The removal of the MAV would benefit consumers particularly in terms of the lower prices of goods. However, Lanzona said, the producers will be adversely affected.

Producers need to be more efficient while the government should develop the right policies such as taxes and subsidies to ensure market efficiency and competition.

“On the whole, the consequences will be good for the country. It reduces the market power possessed by local producers, making them more efficient,” Lanzona said.

Philippine Institute for Development Studies (PIDS) Roehlano Briones agreed with the decision to remove the MAV, highlighting its impact on lowering prices.

Pork issues

ACTION for Economic Reforms (AER) Coordinator Filomeno Sta. Ana III told the BusinessMirror the WTO encourages rules that will apply equally to all.
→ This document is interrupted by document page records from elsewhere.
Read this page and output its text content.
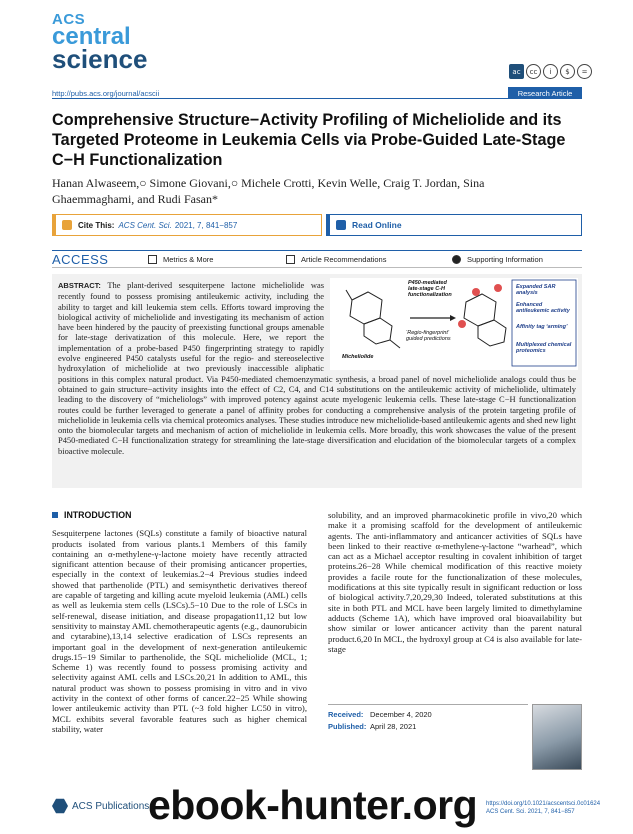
ACS
central
science	ac	cc	i	$	=
http://pubs.acs.org/journal/acscii	Research Article
Comprehensive Structure−Activity Profiling of Micheliolide and its Targeted Proteome in Leukemia Cells via Probe-Guided Late-Stage C−H Functionalization
Hanan Alwaseem,○ Simone Giovani,○ Michele Crotti, Kevin Welle, Craig T. Jordan, Sina Ghaemmaghami, and Rudi Fasan*
Cite This: ACS Cent. Sci. 2021, 7, 841−857	Read Online
ACCESS	Metrics & More	Article Recommendations	Supporting Information
Micheliolide
P450-mediated late-stage C-H functionalization
‘Regio-fingerprint’ guided predictions
Expanded SAR analysis
Enhanced antileukemic activity
Affinity tag ‘arming’
Multiplexed chemical proteomics
ABSTRACT: The plant-derived sesquiterpene lactone micheliolide was recently found to possess promising antileukemic activity, including the ability to target and kill leukemia stem cells. Efforts toward improving the biological activity of micheliolide and investigating its mechanism of action have been hindered by the paucity of preexisting functional groups amenable for late-stage derivatization of this molecule. Here, we report the implementation of a probe-based P450 fingerprinting strategy to rapidly evolve engineered P450 catalysts useful for the regio- and stereoselective hydroxylation of micheliolide at two previously inaccessible aliphatic positions in this complex natural product. Via P450-mediated chemoenzymatic synthesis, a broad panel of novel micheliolide analogs could thus be obtained to gain structure−activity insights into the effect of C2, C4, and C14 substitutions on the antileukemic activity of micheliolide, ultimately leading to the discovery of “micheliologs” with improved potency against acute myelogenic leukemia cells. These late-stage C−H functionalization routes could be further leveraged to generate a panel of affinity probes for conducting a comprehensive analysis of the protein targeting profile of micheliolide in leukemia cells via chemical proteomics analyses. These studies introduce new micheliolide-based antileukemic agents and shed new light onto the biomolecular targets and mechanism of action of micheliolide in leukemia cells. More broadly, this work showcases the value of the present P450-mediated C−H functionalization strategy for streamlining the late-stage diversification and elucidation of the biomolecular targets of a complex bioactive molecule.
INTRODUCTION

Sesquiterpene lactones (SQLs) constitute a family of bioactive natural products isolated from various plants.1 Members of this family containing an α-methylene-γ-lactone moiety have recently attracted significant attention because of their promising anticancer properties, especially in the context of leukemias.2−4 Previous studies indeed showed that parthenolide (PTL) and semisynthetic derivatives thereof are capable of targeting and killing acute myeloid leukemia (AML) cells as well as leukemia stem cells (LSCs).5−10 Due to the role of LSCs in self-renewal, disease initiation, and disease propagation11,12 but low sensitivity to mainstay AML chemotherapeutic agents (e.g., daunorubicin and cytarabine),13,14 selective eradication of LSCs represents an important goal in the development of next-generation antileukemic drugs.15−19 Similar to parthenolide, the SQL micheliolide (MCL, 1; Scheme 1) was recently found to possess promising activity and selectivity against AML cells and LSCs.20,21 In addition to AML, this natural product was shown to possess promising in vitro and in vivo activity in the context of other forms of cancer.22−25 While showing lower antileukemic activity than PTL (~3 fold higher LC50 in vitro), MCL exhibits several favorable features such as higher chemical stability, water

solubility, and an improved pharmacokinetic profile in vivo,20 which make it a promising scaffold for the development of antileukemic agents. The anti-inflammatory and anticancer activities of SQLs have been linked to their reactive α-methylene-γ-lactone “warhead”, which can act as a Michael acceptor resulting in covalent inhibition of target proteins.26−28 While chemical modification of this reactive moiety provides a facile route for the functionalization of these molecules, modifications at this site typically result in significant reduction or loss of biological activity.7,20,29,30 Indeed, tolerated substitutions at this site in both PTL and MCL have been largely limited to dimethylamine adducts (Scheme 1A), which have improved oral bioavailability but show similar or lower anticancer activity than the parent natural product.6,20 In MCL, the hydroxyl group at C4 is also available for late-stage

Received: December 4, 2020
Published: April 28, 2021
ACS Publications
ebook-hunter.org https://doi.org/10.1021/acscentsci.0c01624 ACS Cent. Sci. 2021, 7, 841−857
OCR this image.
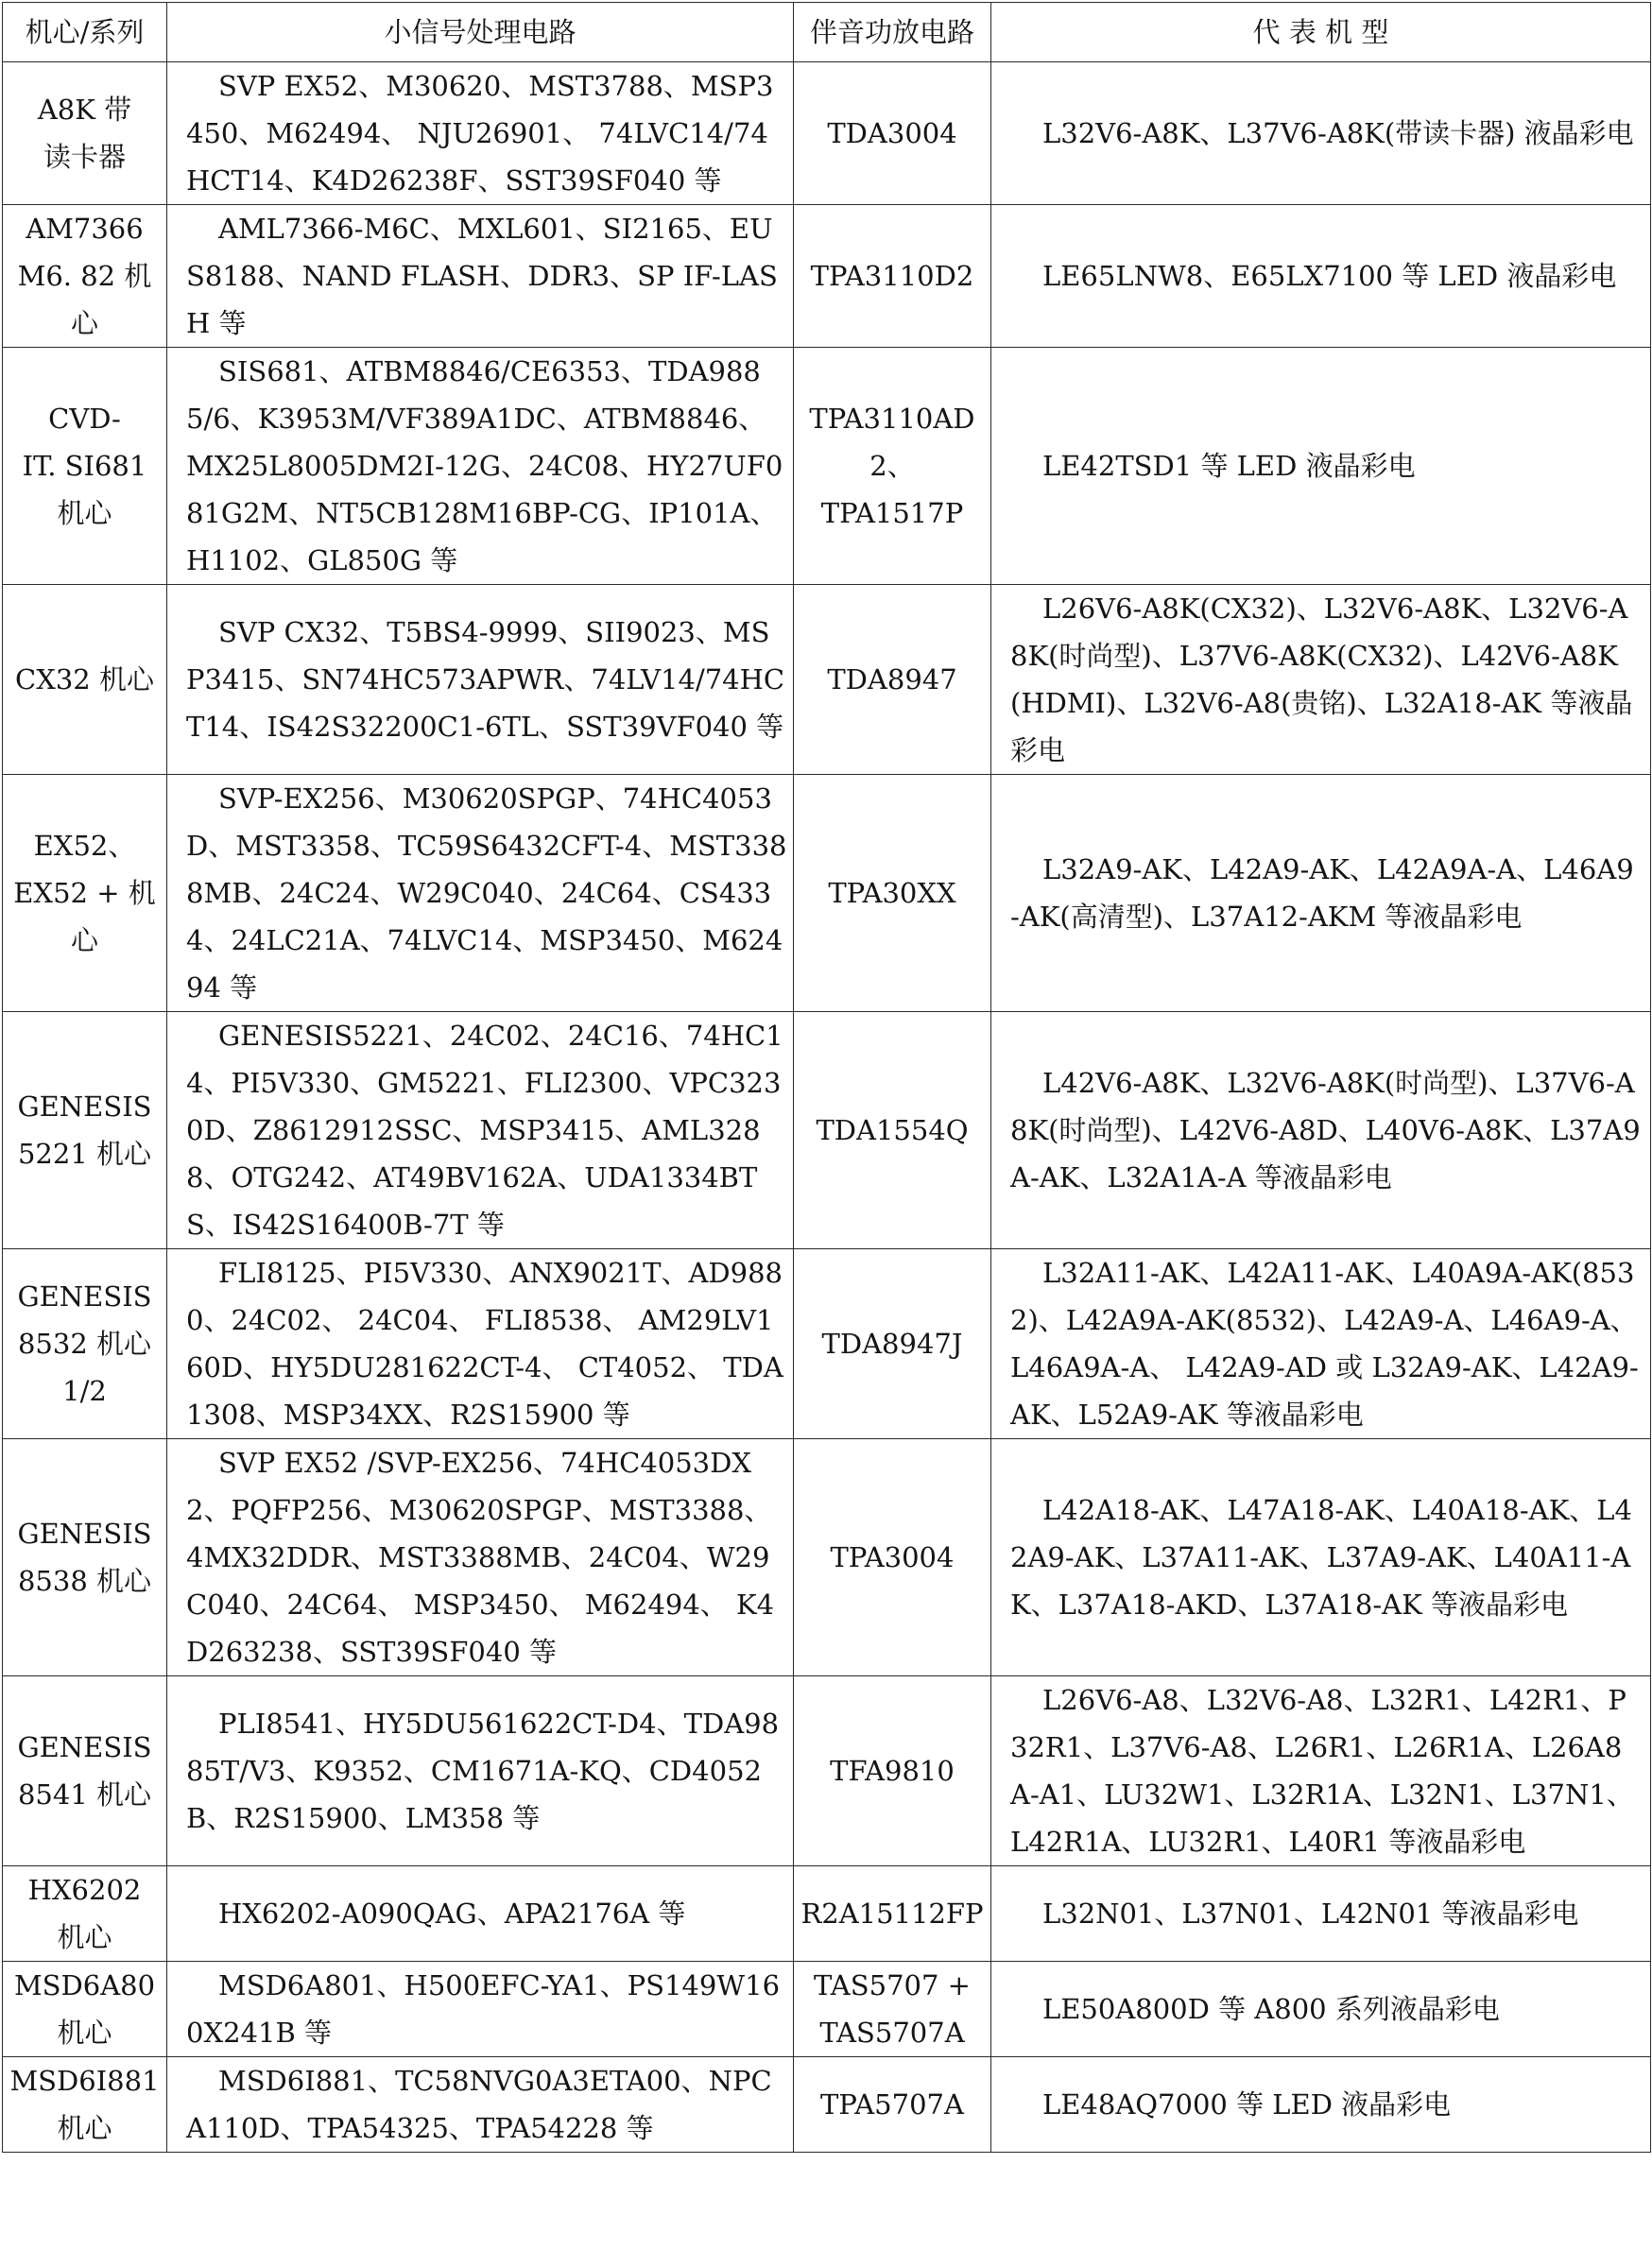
机心/系列	小信号处理电路	伴音功放电路	代 表 机 型

A8K 带
读卡器	SVP EX52、M30620、MST3788、MSP3450、M62494、 NJU26901、 74LVC14/74HCT14、K4D26238F、SST39SF040 等	TDA3004	L32V6-A8K、L37V6-A8K(带读卡器) 液晶彩电

AM7366
M6. 82 机心	AML7366-M6C、MXL601、SI2165、EUS8188、NAND FLASH、DDR3、SP IF-LASH 等	TPA3110D2	LE65LNW8、E65LX7100 等 LED 液晶彩电

CVD-
IT. SI681
机心	SIS681、ATBM8846/CE6353、TDA9885/6、K3953M/VF389A1DC、ATBM8846、MX25L8005DM2I-12G、24C08、HY27UF081G2M、NT5CB128M16BP-CG、IP101A、H1102、GL850G 等	TPA3110AD2、
TPA1517P	LE42TSD1 等 LED 液晶彩电

CX32 机心	SVP CX32、T5BS4-9999、SII9023、MSP3415、SN74HC573APWR、74LV14/74HCT14、IS42S32200C1-6TL、SST39VF040 等	TDA8947	L26V6-A8K(CX32)、L32V6-A8K、L32V6-A8K(时尚型)、L37V6-A8K(CX32)、L42V6-A8K(HDMI)、L32V6-A8(贵铭)、L32A18-AK 等液晶彩电

EX52、
EX52 + 机心	SVP-EX256、M30620SPGP、74HC4053D、MST3358、TC59S6432CFT-4、MST3388MB、24C24、W29C040、24C64、CS4334、24LC21A、74LVC14、MSP3450、M62494 等	TPA30XX	L32A9-AK、L42A9-AK、L42A9A-A、L46A9-AK(高清型)、L37A12-AKM 等液晶彩电

GENESIS
5221 机心	GENESIS5221、24C02、24C16、74HC14、PI5V330、GM5221、FLI2300、VPC3230D、Z8612912SSC、MSP3415、AML3288、OTG242、AT49BV162A、UDA1334BTS、IS42S16400B-7T 等	TDA1554Q	L42V6-A8K、L32V6-A8K(时尚型)、L37V6-A8K(时尚型)、L42V6-A8D、L40V6-A8K、L37A9A-AK、L32A1A-A 等液晶彩电

GENESIS
8532 机心
1/2	FLI8125、PI5V330、ANX9021T、AD9880、24C02、 24C04、 FLI8538、 AM29LV160D、HY5DU281622CT-4、 CT4052、 TDA1308、MSP34XX、R2S15900 等	TDA8947J	L32A11-AK、L42A11-AK、L40A9A-AK(8532)、L42A9A-AK(8532)、L42A9-A、L46A9-A、 L46A9A-A、 L42A9-AD 或 L32A9-AK、L42A9-AK、L52A9-AK 等液晶彩电

GENESIS
8538 机心	SVP EX52 /SVP-EX256、74HC4053DX2、PQFP256、M30620SPGP、MST3388、4MX32DDR、MST3388MB、24C04、W29C040、24C64、 MSP3450、 M62494、 K4D263238、SST39SF040 等	TPA3004	L42A18-AK、L47A18-AK、L40A18-AK、L42A9-AK、L37A11-AK、L37A9-AK、L40A11-AK、L37A18-AKD、L37A18-AK 等液晶彩电

GENESIS
8541 机心	PLI8541、HY5DU561622CT-D4、TDA9885T/V3、K9352、CM1671A-KQ、CD4052B、R2S15900、LM358 等	TFA9810	L26V6-A8、L32V6-A8、L32R1、L42R1、P32R1、L37V6-A8、L26R1、L26R1A、L26A8A-A1、LU32W1、L32R1A、L32N1、L37N1、L42R1A、LU32R1、L40R1 等液晶彩电

HX6202
机心	HX6202-A090QAG、APA2176A 等	R2A15112FP	L32N01、L37N01、L42N01 等液晶彩电

MSD6A80
机心	MSD6A801、H500EFC-YA1、PS149W160X241B 等	TAS5707 +
TAS5707A	LE50A800D 等 A800 系列液晶彩电

MSD6I881
机心	MSD6I881、TC58NVG0A3ETA00、NPCA110D、TPA54325、TPA54228 等	TPA5707A	LE48AQ7000 等 LED 液晶彩电
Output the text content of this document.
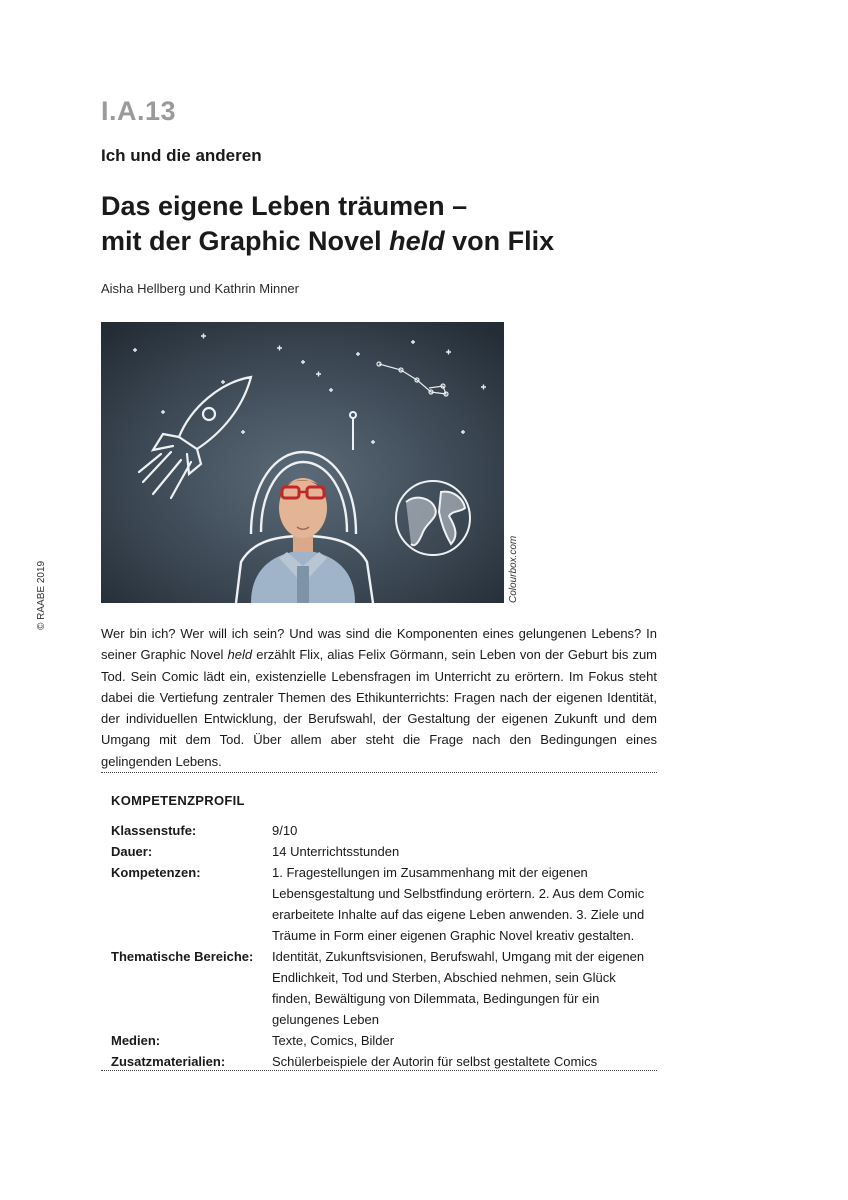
I.A.13
Ich und die anderen
Das eigene Leben träumen –
mit der Graphic Novel held von Flix
Aisha Hellberg und Kathrin Minner
Colourbox.com
© RAABE 2019
Wer bin ich? Wer will ich sein? Und was sind die Komponenten eines gelungenen Lebens? In seiner Graphic Novel held erzählt Flix, alias Felix Görmann, sein Leben von der Geburt bis zum Tod. Sein Comic lädt ein, existenzielle Lebensfragen im Unterricht zu erörtern. Im Fokus steht dabei die Vertiefung zentraler Themen des Ethikunterrichts: Fragen nach der eigenen Identität, der individuellen Entwicklung, der Berufswahl, der Gestaltung der eigenen Zukunft und dem Umgang mit dem Tod. Über allem aber steht die Frage nach den Bedingungen eines gelingenden Lebens.
KOMPETENZPROFIL
Klassenstufe:	9/10
Dauer:	14 Unterrichtsstunden
Kompetenzen:	1. Fragestellungen im Zusammenhang mit der eigenen Lebensgestaltung und Selbstfindung erörtern. 2. Aus dem Comic erarbeitete Inhalte auf das eigene Leben anwenden. 3. Ziele und Träume in Form einer eigenen Graphic Novel kreativ gestalten.
Thematische Bereiche:	Identität, Zukunftsvisionen, Berufswahl, Umgang mit der eigenen Endlichkeit, Tod und Sterben, Abschied nehmen, sein Glück finden, Bewältigung von Dilemmata, Bedingungen für ein gelungenes Leben
Medien:	Texte, Comics, Bilder
Zusatzmaterialien:	Schülerbeispiele der Autorin für selbst gestaltete Comics
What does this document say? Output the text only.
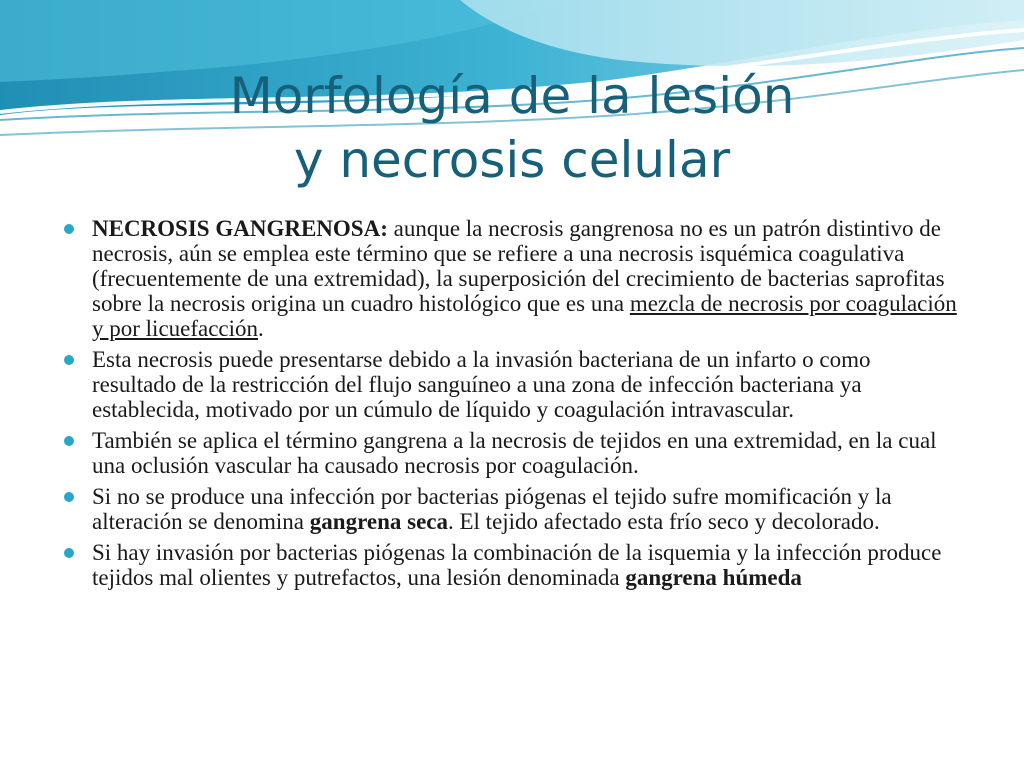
Morfología de la lesión
y necrosis celular
NECROSIS GANGRENOSA: aunque la necrosis gangrenosa no es un patrón distintivo de necrosis, aún se emplea este término que se refiere a una necrosis isquémica coagulativa (frecuentemente de una extremidad), la superposición del crecimiento de bacterias saprofitas sobre la necrosis origina un cuadro histológico que es una mezcla de necrosis por coagulación y por licuefacción.
Esta necrosis puede presentarse debido a la invasión bacteriana de un infarto o como resultado de la restricción del flujo sanguíneo a una zona de infección bacteriana ya establecida, motivado por un cúmulo de líquido y coagulación intravascular.
También se aplica el término gangrena a la necrosis de tejidos en una extremidad, en la cual una oclusión vascular ha causado necrosis por coagulación.
Si no se produce una infección por bacterias piógenas el tejido sufre momificación y la alteración se denomina gangrena seca. El tejido afectado esta frío seco y decolorado.
Si hay invasión por bacterias piógenas la combinación de la isquemia y la infección produce tejidos mal olientes y putrefactos, una lesión denominada gangrena húmeda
Sta. Ana added that “MAV discriminates against imports” and removing it would ultimately benefit consumers. This is especially the case when it comes to pork imports at this time.

Due to the shortage in supply caused by the African swine fever (ASF) which increased pork prices, Sta. Ana said removing the MAV would address the steep prices.

“Neda [National Economic and Development Authority] has done calculations that tariff rate likewise has to be reasonable in order to encourage imports. Too high a tariff rate will not meet the objective of addressing supply and lowering prices,” he said.

For University of Asia and the Pacific Center for Food and Agri Business (CFA) Rolando T. Dy, increasing the MAV volume for pork at this time will help consumers.

Dy said, however, local pork producers believe it will lower farm prices. Nonetheless, the Neda and the Department of Finance believe otherwise.

In the case of pork, Patalinghug said, the domestic hog raisers can sue the government. But given the slowness of the court system, it may not be worth fighting out in court. He said after 12 months when the old MAV and tariff rates are reinstated, the court case may already be moot and academic. This would render the legal route impractical.

On Tuesday, Finance Secretary Carlos G. Dominguez III, as chairman of the government’s Economic Development Cluster (EDC), took responsibility for the twin proposals to reduce pork tariffs and increase minimum access volume (MAV), measures facing opposition from lawmakers.

In a letter to Senate President Vicente Sotto III on Tuesday, Dominguez disclosed that the EDC has instructed the Departments of Agriculture, and Trade and Industry to “work towards” the abolition of the MAV system and “set an appropriate rate of a tariff to regulate the importation of agricultural products.”

Furthermore, Dominguez, a former agriculture secretary, assured Sotto that the importation of pork under the proposed MAV plus of 350,000 metric tons will enter the country “in batches,” according to his letter, a copy of which was obtained by the BusinessMirror.

Earlier, Agriculture Secretary William Dar had given the House of Representatives similar assurance that import arrivals will be “calibrated” carefully to avoid the “flooding” of imports that the local hog sector fears will wipe out whatever is left from the impact of the ASF.